Treatment for endometriosis is usually with medications or surgery. The approach you and your doctor choose will depend on the severity of your signs and symptoms and whether you hope to become pregnant. Generally, doctors recommend trying conservative treatment approaches first, opting for surgery as a last resort.
- Pain medications
Your doctor may recommend that you take an over-the-counter pain reliever, such as the no steroidal anti-inflammatory drugs, to help ease painful menstrual cramps.
If you find that taking the maximum dose of these medications don’t provide full relief, you may need to try another approach to manage your signs and symptoms.
- Hormone therapy
Supplemental hormones are sometimes effective in reducing or eliminating the pain of endometriosis. Hormone medication may slow endometrial tissue growth and prevent new implants of endometrial tissue.
Hormone therapy isn’t a permanent fix for endometriosis. You could experience a return of your symptoms after stopping treatment.
- Conservative surgery
If you have endometriosis and are trying to become pregnant, surgery to remove as much endometriosis as possible while preserving your uterus and ovaries (conservative surgery) may increase your chances of success. If you have severe pain from endometriosis, you may also benefit from surgery — however, endometriosis and pain may return.

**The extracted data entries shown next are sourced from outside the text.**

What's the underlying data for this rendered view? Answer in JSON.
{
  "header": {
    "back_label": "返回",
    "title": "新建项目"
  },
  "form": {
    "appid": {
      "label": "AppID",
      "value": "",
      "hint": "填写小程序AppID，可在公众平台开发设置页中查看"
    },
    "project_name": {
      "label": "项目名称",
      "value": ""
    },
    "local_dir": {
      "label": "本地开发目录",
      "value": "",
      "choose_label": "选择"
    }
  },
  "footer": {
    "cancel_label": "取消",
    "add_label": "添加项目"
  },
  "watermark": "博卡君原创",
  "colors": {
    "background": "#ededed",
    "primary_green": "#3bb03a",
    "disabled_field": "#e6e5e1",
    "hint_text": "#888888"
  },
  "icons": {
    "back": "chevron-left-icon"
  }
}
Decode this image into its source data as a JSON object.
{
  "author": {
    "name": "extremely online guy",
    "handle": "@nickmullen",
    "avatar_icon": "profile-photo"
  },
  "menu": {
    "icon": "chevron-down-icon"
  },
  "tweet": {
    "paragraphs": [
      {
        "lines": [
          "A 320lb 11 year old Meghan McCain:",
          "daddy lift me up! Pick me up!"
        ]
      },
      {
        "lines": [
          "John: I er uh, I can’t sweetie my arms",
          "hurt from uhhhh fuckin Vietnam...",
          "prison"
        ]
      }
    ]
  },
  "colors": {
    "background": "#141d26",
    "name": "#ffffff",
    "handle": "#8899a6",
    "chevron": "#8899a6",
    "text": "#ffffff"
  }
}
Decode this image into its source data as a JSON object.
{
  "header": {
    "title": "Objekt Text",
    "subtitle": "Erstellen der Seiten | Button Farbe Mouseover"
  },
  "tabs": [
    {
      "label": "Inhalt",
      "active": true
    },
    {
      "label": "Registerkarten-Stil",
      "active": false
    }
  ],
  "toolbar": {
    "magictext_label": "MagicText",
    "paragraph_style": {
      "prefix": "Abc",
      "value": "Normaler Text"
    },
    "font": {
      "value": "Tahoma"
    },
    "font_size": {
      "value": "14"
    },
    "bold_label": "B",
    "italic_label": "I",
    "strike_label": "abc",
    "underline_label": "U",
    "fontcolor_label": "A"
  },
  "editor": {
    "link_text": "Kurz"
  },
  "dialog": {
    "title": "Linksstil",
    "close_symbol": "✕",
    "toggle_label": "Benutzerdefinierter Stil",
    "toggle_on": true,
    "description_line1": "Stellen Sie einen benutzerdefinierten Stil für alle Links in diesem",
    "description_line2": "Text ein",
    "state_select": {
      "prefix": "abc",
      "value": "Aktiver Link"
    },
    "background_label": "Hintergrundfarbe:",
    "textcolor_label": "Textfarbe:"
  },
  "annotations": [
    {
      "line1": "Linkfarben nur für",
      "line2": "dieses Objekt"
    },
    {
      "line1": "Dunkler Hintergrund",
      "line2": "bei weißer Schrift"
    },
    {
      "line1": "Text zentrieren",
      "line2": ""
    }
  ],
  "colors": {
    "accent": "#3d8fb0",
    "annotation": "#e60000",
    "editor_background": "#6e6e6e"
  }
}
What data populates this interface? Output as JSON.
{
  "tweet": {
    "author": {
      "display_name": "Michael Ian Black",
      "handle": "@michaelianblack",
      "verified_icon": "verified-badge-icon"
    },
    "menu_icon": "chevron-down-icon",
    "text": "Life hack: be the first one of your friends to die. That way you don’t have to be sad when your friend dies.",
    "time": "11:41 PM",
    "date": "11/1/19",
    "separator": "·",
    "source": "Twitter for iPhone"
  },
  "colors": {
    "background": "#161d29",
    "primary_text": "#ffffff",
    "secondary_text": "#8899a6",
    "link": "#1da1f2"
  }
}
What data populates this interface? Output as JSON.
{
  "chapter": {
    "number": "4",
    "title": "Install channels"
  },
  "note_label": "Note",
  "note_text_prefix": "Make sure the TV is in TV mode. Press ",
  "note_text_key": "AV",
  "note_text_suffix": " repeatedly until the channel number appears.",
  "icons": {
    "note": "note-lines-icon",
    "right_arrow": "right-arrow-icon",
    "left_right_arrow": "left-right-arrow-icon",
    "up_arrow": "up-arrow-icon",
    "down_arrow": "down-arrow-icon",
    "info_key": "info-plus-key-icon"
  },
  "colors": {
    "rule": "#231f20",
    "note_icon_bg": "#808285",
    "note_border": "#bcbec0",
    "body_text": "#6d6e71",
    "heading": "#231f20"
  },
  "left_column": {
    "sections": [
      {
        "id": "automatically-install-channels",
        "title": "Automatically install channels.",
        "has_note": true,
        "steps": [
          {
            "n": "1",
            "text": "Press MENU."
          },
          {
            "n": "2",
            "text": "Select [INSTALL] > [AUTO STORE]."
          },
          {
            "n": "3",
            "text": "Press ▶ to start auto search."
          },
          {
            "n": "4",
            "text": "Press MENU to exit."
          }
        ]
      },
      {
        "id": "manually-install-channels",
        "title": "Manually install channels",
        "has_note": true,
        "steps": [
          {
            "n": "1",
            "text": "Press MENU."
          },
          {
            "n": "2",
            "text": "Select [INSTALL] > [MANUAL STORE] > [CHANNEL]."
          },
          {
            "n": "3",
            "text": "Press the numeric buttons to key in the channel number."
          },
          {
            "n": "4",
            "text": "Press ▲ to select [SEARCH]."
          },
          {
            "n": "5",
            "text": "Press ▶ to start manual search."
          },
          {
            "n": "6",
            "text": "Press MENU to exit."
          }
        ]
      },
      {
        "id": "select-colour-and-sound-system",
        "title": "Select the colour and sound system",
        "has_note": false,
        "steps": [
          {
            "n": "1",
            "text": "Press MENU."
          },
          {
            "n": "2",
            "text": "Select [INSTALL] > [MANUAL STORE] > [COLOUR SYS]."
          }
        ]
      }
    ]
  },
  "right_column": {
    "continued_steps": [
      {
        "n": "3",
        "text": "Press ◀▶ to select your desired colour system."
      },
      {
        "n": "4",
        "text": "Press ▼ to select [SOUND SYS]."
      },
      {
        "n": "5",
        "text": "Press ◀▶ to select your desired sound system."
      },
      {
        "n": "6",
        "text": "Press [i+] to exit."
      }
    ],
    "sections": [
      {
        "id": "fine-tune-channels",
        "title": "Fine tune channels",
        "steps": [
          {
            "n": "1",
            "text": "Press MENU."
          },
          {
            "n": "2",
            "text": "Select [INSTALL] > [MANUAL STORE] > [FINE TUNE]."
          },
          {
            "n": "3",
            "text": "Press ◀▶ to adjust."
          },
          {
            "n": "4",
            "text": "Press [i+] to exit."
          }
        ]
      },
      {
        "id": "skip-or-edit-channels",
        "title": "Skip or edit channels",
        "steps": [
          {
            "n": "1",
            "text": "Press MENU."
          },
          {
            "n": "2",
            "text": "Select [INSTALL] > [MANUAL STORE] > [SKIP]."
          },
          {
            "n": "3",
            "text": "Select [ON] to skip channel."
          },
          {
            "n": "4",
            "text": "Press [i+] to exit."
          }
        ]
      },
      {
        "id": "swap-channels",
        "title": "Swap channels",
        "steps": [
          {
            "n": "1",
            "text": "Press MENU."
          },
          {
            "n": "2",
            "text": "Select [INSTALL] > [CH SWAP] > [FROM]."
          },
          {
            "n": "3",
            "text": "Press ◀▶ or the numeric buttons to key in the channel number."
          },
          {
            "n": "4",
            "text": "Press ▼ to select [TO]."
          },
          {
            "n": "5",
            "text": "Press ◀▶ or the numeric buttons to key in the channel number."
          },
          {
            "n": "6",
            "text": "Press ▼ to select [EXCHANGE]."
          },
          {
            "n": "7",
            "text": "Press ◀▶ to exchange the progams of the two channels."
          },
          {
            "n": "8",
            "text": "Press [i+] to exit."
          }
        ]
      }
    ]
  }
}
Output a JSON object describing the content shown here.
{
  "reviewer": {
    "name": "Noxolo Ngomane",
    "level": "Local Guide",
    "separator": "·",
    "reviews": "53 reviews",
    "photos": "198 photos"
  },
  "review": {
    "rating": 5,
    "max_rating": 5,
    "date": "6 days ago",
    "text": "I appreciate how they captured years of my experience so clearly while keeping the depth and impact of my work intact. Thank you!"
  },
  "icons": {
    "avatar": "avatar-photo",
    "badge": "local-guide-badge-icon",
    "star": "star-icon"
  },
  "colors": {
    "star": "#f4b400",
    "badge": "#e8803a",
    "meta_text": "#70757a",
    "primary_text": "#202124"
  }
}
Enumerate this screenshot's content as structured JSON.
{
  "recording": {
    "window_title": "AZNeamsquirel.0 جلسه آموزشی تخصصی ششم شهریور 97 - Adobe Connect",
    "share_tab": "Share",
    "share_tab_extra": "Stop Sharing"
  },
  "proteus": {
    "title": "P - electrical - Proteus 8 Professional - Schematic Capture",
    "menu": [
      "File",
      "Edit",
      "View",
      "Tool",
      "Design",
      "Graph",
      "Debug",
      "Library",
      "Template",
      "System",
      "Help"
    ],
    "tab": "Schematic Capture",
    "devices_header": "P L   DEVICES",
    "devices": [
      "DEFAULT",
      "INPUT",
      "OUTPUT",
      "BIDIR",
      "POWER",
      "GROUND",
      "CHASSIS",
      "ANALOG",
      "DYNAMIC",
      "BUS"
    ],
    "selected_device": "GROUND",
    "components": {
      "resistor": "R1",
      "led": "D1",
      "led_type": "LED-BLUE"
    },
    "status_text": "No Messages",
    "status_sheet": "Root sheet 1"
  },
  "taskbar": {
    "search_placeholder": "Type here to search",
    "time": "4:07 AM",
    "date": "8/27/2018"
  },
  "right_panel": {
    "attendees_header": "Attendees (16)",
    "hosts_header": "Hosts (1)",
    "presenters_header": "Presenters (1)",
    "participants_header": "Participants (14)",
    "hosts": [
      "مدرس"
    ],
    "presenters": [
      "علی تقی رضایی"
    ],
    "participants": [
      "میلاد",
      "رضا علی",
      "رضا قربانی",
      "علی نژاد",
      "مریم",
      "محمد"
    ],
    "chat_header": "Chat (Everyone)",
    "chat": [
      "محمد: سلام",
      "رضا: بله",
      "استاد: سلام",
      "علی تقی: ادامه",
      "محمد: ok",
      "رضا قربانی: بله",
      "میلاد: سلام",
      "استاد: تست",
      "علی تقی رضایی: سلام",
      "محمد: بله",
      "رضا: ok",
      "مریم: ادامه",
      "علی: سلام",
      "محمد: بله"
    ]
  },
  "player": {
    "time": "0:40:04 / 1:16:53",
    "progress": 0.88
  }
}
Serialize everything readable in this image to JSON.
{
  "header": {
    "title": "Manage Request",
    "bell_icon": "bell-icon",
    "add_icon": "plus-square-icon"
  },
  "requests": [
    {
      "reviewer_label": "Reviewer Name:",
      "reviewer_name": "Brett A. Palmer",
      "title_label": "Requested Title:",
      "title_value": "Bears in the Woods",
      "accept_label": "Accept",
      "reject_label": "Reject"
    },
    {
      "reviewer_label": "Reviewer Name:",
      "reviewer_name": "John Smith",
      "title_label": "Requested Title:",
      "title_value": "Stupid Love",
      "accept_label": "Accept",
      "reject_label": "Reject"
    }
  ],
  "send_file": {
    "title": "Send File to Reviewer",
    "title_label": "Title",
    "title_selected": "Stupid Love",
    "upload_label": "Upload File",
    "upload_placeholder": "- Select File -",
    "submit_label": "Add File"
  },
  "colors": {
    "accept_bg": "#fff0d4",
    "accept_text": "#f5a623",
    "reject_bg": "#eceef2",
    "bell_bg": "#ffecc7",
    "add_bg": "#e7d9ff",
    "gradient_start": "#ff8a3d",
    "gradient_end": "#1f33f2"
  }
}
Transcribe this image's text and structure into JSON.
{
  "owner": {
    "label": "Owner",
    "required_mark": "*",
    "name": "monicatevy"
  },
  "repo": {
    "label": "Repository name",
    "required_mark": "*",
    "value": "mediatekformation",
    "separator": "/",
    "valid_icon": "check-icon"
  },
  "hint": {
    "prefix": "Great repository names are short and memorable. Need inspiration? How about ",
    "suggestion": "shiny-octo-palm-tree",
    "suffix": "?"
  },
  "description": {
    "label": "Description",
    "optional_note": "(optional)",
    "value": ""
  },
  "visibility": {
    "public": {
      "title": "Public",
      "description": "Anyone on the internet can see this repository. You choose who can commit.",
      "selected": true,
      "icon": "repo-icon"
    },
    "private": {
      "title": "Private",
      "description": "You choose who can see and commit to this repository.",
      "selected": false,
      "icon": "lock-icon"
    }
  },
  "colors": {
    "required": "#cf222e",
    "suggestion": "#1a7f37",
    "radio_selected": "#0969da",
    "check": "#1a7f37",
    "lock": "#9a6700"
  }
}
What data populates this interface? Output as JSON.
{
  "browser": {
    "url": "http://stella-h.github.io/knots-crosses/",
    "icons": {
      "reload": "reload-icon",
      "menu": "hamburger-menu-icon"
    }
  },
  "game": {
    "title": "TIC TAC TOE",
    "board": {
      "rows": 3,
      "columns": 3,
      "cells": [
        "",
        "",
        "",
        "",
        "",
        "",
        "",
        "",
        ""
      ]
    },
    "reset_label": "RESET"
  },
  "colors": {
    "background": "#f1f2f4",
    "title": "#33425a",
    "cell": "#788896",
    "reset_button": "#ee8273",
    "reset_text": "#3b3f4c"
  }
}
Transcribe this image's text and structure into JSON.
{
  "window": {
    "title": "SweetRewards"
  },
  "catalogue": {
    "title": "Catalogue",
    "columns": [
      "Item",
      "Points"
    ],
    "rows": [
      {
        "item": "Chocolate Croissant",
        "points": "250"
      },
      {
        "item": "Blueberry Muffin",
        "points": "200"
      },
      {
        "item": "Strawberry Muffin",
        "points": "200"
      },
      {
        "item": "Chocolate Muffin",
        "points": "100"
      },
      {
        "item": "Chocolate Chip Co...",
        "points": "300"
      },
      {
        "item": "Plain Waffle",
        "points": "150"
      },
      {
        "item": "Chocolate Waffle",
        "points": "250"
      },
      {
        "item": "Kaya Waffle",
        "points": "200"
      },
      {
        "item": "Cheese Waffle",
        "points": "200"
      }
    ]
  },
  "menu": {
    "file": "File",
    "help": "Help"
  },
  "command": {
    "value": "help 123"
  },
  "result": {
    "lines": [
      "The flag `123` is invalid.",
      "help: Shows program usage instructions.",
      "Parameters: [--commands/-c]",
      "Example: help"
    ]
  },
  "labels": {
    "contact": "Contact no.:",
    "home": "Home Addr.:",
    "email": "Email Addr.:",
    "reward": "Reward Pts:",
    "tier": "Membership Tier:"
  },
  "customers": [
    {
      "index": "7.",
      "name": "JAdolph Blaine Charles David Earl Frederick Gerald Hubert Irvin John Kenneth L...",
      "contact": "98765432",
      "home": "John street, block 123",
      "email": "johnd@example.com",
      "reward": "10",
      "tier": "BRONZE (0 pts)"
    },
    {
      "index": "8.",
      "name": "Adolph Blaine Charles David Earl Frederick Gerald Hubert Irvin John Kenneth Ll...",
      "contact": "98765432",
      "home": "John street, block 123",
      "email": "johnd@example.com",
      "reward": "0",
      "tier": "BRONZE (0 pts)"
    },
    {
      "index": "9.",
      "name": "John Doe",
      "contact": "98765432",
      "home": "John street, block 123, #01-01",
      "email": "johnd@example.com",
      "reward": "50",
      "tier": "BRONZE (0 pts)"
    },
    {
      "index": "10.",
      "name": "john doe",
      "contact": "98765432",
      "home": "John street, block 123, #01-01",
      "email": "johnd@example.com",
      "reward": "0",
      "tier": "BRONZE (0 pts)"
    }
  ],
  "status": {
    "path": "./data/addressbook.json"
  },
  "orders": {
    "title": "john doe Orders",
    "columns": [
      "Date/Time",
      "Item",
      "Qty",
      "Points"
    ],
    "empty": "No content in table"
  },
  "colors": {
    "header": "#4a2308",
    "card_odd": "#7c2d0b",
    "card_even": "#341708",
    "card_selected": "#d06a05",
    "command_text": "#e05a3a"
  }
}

- Assisted reproductive technologies
Assisted reproductive technologies, such as in vitro fertilization, to help you become pregnant are sometimes preferable to conservative surgery. Doctors often suggest one of these approaches if the conservative surgery doesn’t work.
In severe cases of endometriosis, surgery to remove the uterus and cervix (total hysterectomy), as well as both ovaries, may be the best treatment. A hysterectomy alone is not effective — the estrogen your ovaries produce can stimulate any remaining endometriosis and cause pain to persist. A hysterectomy is typically considered a last resort, especially for women still in their reproductive years. You can’t get pregnant after a hysterectomy.